The project implements a custom U-Net architecture (encoder-decoder structure) based on the Keras Functional API:

**Encoder Module**: Contains two 3×3 Conv2D layers (ReLU activation, He initialization) + a 2×2 MaxPooling2D layer. Its functions are to extract semantic information, increase the receptive field, and reduce spatial dimensions.

**Decoder Module**: Uses UpSampling2D/Conv2DTranspose for upsampling, skip connections (Concatenate operation), and additional convolution refinement layers. Its functions are to restore spatial resolution and improve localization accuracy.

**Advantages of Skip Connections**: Preserve fine vessel information, obtain clear boundaries, and better reconstruct capillary structures.

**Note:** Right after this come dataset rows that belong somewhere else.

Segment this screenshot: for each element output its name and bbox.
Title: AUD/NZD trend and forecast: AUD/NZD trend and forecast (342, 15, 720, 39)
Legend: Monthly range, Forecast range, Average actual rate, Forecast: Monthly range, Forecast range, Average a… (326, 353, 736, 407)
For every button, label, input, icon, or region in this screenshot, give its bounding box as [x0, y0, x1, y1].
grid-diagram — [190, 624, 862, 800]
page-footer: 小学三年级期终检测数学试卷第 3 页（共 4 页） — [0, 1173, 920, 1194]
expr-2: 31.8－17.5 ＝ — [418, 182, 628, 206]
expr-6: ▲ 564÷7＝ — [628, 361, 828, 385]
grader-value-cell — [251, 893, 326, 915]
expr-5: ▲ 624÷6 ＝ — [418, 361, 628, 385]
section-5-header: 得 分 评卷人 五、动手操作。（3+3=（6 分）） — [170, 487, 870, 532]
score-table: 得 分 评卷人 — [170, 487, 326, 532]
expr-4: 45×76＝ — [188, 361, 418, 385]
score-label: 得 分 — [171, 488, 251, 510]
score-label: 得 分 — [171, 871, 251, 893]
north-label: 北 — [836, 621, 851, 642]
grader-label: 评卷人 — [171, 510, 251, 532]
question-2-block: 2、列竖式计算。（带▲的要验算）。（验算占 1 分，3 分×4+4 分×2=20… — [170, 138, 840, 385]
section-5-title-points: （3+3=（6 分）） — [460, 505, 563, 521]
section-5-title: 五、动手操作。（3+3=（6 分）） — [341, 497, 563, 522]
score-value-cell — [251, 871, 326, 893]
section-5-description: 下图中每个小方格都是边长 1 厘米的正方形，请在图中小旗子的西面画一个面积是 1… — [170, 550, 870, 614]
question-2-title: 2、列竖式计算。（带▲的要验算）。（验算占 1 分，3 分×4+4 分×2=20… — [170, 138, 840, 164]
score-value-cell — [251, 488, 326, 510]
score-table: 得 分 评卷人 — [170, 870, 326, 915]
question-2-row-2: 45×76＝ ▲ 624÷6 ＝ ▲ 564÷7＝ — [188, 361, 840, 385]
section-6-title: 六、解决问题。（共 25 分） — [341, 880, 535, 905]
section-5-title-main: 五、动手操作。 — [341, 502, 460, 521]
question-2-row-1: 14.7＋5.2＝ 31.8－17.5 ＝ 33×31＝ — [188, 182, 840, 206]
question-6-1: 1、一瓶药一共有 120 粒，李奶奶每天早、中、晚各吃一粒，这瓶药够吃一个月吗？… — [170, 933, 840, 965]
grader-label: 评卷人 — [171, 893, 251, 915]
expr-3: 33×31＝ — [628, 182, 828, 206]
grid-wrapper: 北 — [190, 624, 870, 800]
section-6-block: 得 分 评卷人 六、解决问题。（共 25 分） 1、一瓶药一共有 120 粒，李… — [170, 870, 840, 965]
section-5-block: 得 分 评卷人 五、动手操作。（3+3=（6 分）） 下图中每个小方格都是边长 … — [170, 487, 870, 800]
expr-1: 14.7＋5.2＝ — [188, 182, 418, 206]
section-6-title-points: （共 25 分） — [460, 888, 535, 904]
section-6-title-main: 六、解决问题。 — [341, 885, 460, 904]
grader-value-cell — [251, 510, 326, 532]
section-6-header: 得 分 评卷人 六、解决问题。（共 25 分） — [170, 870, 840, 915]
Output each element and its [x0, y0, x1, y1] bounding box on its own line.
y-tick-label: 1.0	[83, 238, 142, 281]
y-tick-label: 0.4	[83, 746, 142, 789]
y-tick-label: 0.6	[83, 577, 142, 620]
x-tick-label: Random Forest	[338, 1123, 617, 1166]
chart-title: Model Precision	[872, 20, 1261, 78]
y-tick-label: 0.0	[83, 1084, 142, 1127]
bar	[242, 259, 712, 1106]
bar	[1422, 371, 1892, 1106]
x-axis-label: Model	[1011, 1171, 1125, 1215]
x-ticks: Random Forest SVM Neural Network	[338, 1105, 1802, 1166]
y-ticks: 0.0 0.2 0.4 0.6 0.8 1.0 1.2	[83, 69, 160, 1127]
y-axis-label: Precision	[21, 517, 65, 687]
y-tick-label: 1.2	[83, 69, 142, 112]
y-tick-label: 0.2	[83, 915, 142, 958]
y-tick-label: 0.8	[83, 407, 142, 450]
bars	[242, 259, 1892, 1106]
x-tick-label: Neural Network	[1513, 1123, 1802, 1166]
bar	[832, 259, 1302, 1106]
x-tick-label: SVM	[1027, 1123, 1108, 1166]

## Training Strategy and Optimization Measures

### Patch-Based Training
High-resolution images are divided into 128×128/256×256 patches, with dynamic padding to ensure size compatibility, and padding is removed during reconstruction. Advantages: Increase dataset size, reduce memory requirements, support larger batches, and improve training stability.

### Data Augmentation
Real-time application of horizontal flip, vertical flip, random rotation, and contrast perturbation to increase data diversity with low memory usage.

### 5-Fold Cross-Validation
Five independent data splits, with training/validation set rotation to reduce sampling bias and improve model robustness.

### Training Configuration
Optimizer: Adam; Loss function: Binary Cross-Entropy; Framework: Keras 3/TensorFlow; Callback: EarlyStopping.

## Optimization Techniques in Inference Phase

### Test-Time Augmentation (TTA)
Apply transformations such as flipping and rotation to input images, then average the prediction results to improve generalization ability and stability.

### Adaptive Otsu Thresholding
Binarize the model's output probability map, automatically determine the optimal threshold to adapt to different image brightness distributions.

### Morphological Post-Processing
Apply opening and closing operations to remove noise points, fill small holes, and smooth vessel boundaries, improving segmentation quality.

## Project Features and Innovations

1. **End-to-End Complete Pipeline**: A full-process solution covering data preprocessing, model training, and inference optimization.
2. **Medical Image-Specific Optimization**: Deeply optimized for the special challenges of retinal vessel segmentation.
3. **Computational Resource-Friendly**: Designed to run efficiently on standard consumer-grade hardware.
4. **Balanced Academic and Practical Value**: The course project combines theoretical demonstration and practical application value.

## Summary and Insights

RetinaScan-UNet demonstrates the application of the classic U-Net in medical image segmentation. Through careful training strategies and inference optimization, it achieves high-quality vessel segmentation with limited annotated data.

Insights for the medical image AI field:
- Data augmentation and cross-validation are key strategies for small dataset scenarios;
- Skip connections are crucial for preserving detailed information;
- TTA and morphological post-processing significantly improve segmentation quality;
- A reasonable patch strategy balances computational efficiency and model performance.

This open-source project provides valuable references for researchers and developers, promoting the application of deep learning in the field of medical diagnosis.